The most common reason why Photoshop SVG Export is not working is because Adobe have now discontinued the use of the SVG export function, you need to use the legacy export feature in order to access it. Do this by going to Edit -> Preferences -> Export and choosing the Use legacy “Export As” option.
If you are using an M1 Mac on the other hand, there is currently a known issue with exporting SVG files.
To get around this, you must:
- Open Photoshop using Rosetta.
- Go to Preferences -> Tech Preview and ensure that Optimized Export As is unchecked.

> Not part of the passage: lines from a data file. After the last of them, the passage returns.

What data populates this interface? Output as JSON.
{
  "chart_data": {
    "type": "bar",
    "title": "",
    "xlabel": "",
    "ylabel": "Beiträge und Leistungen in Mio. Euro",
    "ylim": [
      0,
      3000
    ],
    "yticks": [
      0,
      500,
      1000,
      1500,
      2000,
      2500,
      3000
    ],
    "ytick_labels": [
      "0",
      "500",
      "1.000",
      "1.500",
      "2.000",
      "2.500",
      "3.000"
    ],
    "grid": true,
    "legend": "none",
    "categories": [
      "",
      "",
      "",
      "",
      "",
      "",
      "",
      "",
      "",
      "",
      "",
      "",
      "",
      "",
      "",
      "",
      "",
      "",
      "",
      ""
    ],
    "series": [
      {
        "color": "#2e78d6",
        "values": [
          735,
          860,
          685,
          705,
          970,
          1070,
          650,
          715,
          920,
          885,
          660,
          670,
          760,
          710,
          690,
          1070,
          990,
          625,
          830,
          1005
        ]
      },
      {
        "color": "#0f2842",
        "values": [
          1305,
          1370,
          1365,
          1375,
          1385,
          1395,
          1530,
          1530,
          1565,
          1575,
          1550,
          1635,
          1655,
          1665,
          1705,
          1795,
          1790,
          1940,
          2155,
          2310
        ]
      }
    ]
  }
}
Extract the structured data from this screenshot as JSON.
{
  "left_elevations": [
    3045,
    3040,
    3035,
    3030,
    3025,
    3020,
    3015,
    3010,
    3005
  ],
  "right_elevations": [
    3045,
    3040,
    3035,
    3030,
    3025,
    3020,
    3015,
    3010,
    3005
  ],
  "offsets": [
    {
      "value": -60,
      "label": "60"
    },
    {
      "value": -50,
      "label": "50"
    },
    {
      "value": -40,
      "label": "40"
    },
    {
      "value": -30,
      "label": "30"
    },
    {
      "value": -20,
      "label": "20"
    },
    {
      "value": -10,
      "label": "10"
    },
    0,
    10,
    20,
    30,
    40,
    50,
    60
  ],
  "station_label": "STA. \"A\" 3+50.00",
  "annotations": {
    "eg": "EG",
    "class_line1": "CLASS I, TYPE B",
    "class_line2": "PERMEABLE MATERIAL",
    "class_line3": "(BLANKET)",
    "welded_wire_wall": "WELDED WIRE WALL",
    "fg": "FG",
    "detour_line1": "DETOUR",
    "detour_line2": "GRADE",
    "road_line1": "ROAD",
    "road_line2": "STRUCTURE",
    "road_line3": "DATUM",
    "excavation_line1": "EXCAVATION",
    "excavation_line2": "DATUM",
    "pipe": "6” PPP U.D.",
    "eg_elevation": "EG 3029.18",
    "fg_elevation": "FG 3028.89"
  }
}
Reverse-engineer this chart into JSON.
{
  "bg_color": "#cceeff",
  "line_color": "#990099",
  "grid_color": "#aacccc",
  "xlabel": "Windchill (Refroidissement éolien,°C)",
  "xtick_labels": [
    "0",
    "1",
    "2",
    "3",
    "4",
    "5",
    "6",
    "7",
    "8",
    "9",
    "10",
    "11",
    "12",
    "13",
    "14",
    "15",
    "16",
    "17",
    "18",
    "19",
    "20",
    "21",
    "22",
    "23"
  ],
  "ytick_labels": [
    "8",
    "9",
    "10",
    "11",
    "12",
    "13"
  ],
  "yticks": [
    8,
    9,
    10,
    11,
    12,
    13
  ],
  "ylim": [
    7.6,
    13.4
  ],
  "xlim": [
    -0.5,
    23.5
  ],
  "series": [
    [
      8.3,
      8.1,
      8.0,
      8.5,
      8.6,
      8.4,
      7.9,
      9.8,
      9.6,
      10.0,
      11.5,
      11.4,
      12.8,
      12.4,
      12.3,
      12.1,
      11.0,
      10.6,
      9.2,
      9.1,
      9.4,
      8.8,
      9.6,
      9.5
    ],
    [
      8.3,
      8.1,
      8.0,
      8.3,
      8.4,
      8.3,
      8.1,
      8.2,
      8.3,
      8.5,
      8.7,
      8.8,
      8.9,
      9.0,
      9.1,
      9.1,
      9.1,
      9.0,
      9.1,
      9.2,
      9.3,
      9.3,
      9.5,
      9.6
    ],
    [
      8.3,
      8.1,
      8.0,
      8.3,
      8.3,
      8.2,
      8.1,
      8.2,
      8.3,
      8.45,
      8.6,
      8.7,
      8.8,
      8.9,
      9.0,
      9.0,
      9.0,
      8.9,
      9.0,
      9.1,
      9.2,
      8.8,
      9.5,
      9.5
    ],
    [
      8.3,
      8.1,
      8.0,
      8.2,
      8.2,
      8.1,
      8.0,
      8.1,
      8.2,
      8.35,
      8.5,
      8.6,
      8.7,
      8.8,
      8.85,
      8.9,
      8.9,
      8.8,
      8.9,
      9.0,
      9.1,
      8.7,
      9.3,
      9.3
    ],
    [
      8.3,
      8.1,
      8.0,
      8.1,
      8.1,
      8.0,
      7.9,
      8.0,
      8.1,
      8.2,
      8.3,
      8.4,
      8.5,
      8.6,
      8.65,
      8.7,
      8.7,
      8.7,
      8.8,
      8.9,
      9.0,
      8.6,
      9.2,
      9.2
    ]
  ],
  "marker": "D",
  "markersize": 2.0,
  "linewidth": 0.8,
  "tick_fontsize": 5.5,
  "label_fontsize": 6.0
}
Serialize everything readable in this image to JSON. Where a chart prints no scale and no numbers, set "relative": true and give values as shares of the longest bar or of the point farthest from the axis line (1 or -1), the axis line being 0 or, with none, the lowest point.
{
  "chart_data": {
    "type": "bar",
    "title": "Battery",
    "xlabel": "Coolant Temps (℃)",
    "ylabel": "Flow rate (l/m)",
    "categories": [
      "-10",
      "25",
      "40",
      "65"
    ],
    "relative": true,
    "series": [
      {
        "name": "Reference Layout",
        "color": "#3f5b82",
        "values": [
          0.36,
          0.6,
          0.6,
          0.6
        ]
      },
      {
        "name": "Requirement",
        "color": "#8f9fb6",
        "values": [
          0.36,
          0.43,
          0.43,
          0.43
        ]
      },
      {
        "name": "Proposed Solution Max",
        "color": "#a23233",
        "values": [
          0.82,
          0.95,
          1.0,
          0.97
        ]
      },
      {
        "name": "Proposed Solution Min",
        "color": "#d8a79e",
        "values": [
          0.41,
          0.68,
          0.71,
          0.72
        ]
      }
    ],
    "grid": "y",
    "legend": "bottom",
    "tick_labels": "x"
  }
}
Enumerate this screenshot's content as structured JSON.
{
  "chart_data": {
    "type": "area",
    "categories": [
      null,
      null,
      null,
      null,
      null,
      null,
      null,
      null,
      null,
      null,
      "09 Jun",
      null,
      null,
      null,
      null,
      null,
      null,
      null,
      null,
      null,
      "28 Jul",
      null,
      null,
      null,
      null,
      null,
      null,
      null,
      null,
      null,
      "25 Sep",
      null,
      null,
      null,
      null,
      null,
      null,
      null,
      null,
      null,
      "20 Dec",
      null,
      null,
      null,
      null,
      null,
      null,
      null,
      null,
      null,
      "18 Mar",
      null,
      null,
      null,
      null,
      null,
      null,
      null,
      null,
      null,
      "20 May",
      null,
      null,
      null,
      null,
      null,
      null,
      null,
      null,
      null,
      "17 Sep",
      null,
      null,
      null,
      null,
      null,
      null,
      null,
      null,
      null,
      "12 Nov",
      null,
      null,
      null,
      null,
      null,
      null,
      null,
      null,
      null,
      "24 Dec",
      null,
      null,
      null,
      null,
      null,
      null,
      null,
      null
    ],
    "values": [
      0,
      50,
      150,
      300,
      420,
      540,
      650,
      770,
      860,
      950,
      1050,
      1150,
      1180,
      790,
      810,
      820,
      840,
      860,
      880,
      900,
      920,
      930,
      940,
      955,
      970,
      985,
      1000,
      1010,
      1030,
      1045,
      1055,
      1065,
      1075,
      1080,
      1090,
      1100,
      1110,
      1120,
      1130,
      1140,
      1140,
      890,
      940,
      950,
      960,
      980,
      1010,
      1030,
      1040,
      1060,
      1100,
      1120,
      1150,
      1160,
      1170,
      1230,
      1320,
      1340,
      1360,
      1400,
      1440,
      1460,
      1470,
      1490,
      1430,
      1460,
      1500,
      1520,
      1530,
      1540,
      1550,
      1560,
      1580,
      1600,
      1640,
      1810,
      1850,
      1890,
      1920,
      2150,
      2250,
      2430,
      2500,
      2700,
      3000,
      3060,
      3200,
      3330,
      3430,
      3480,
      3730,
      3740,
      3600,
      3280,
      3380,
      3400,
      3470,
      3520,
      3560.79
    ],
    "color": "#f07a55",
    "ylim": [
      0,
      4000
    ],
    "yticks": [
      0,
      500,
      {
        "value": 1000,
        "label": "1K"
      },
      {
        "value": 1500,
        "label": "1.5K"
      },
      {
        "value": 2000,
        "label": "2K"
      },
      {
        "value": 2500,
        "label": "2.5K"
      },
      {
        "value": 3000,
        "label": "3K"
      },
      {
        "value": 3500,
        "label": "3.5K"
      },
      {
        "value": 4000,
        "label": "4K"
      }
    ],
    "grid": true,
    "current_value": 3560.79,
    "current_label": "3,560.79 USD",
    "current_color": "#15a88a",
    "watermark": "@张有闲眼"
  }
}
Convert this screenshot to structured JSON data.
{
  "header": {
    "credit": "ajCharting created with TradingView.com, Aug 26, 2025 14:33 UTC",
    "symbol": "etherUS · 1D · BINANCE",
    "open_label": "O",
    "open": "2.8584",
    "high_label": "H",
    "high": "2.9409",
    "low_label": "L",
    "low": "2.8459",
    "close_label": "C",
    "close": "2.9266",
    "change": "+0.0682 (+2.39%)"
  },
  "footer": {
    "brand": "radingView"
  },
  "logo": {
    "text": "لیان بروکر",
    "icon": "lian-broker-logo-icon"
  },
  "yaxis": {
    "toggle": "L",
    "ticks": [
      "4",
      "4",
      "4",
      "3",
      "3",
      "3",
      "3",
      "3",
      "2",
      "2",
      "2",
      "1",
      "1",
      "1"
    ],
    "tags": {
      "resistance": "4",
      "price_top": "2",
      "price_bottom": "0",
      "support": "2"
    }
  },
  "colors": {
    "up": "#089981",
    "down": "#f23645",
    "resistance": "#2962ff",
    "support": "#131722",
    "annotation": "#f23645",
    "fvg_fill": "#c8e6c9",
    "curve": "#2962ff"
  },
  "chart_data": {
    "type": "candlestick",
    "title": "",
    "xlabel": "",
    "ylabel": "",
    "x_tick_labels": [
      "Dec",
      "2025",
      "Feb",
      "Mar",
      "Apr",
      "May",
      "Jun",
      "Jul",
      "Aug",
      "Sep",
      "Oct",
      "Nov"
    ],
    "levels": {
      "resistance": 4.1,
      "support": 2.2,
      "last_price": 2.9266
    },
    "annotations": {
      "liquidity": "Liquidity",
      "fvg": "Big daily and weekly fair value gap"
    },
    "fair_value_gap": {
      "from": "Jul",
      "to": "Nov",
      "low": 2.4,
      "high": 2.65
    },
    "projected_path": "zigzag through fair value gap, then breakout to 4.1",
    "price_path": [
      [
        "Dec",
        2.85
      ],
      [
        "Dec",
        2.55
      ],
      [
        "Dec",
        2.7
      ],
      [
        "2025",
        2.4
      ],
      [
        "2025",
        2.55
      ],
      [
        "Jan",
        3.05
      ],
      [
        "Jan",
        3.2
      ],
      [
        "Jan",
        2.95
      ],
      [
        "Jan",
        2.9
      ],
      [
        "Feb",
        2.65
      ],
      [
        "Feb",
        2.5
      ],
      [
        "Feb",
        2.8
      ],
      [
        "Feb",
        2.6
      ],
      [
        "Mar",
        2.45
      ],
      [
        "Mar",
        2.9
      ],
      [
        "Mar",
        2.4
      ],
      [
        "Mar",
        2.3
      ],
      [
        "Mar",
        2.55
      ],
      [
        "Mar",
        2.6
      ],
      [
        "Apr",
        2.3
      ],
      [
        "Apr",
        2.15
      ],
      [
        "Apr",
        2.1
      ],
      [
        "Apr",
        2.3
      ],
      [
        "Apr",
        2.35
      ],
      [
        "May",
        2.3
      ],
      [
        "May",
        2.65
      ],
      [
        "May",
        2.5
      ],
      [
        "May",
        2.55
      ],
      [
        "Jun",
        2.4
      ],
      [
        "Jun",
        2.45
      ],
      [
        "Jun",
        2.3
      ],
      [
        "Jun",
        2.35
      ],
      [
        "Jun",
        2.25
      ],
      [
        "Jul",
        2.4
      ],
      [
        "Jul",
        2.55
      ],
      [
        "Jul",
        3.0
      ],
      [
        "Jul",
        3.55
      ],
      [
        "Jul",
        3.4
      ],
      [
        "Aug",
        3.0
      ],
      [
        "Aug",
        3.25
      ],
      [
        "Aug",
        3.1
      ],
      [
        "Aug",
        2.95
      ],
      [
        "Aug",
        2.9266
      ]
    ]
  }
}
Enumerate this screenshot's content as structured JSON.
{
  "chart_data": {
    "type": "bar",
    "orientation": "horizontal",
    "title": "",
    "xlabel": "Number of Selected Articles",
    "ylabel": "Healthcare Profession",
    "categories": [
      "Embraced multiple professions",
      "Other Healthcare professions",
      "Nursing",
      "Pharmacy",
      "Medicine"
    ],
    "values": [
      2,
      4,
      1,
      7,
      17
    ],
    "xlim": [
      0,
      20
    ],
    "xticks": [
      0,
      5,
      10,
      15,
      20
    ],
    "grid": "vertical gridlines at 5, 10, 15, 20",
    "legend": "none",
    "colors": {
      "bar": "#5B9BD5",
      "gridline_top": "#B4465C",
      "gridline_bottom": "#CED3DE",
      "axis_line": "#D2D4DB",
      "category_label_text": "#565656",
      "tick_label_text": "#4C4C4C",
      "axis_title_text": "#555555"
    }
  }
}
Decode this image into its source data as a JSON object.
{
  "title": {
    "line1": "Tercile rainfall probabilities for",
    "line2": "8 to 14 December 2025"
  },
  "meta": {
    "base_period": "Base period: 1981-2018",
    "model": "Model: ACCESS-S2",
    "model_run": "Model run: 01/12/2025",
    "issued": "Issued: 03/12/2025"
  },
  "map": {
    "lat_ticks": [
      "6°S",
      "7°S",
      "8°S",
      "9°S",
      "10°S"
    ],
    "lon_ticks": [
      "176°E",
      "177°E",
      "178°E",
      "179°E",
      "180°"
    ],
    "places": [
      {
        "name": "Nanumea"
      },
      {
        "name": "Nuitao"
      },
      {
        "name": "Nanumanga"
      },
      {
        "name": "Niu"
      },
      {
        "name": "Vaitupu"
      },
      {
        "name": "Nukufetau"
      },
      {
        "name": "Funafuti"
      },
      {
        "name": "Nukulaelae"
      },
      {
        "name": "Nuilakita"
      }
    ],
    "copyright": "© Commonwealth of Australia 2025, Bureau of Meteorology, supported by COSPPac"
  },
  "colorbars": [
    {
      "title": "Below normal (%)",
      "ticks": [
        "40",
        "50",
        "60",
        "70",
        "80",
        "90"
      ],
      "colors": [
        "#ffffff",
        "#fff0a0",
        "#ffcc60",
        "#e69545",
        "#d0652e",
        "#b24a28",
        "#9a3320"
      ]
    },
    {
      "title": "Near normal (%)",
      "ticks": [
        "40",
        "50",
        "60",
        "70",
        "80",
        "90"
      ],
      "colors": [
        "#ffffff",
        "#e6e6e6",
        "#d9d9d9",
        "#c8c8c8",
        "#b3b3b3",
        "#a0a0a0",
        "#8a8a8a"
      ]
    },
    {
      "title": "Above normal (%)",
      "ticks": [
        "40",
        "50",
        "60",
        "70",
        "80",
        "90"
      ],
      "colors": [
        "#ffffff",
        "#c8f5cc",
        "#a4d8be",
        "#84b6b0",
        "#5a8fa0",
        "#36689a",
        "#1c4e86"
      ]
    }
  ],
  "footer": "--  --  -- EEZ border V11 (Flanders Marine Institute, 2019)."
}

Learn more about Adobe’s current issues with Apple Silicon at the link.
SVG Export Limitations
There are some known limitations to exporting SVG files in Photoshop, including text and layer / clipping masks not rendering as expected, and the background layer exporting as transparent.
Text Not Rending As Expected
It is suggested that you convert text to a shape before saving it to SVG, as this will allow the text to be rendered correctly.
To do this, simply Right-click on your text layer, then choose Convert to Shape in the options menu that appears.
After converting a text layer to a shape, it will no longer be editable as text, so make sure that this is your last step prior to saving as SVG.
Background Layer Exports as Transparent
To prevent the background layer from exporting as transparent in the SVG file, duplicate it in the layers panel. This will make it visible in the SVG.
To do this, Right-click on the Background Layer and choose Duplicate Layer from the popup menu. Alternatively, use the keyboard shortcut Ctrl/Cmd+J.
Press OK in the Duplicate Layer window that appears, and you will have successfully duplicated the background layer, and made it visible when exported to SVG.
Final Thoughts on Saving to SVG in Photoshop
There are a variety of ways to save to SVG in Photoshop, including:
- “Export As” for the entire file
- “Export As” for individual layers
- Saving SVG using Image Assets
- Copying the SVG source code
If your save to SVG is not working, then make sure to apply the Legacy “Export As” in Photoshop’s Export preferences. Remember that as Photoshop is a raster-based program, it can be tricky to fully capture every vector-based edit in an exported file, so it can still be better to use PNG, unless you are have a very specific reason to use SVG.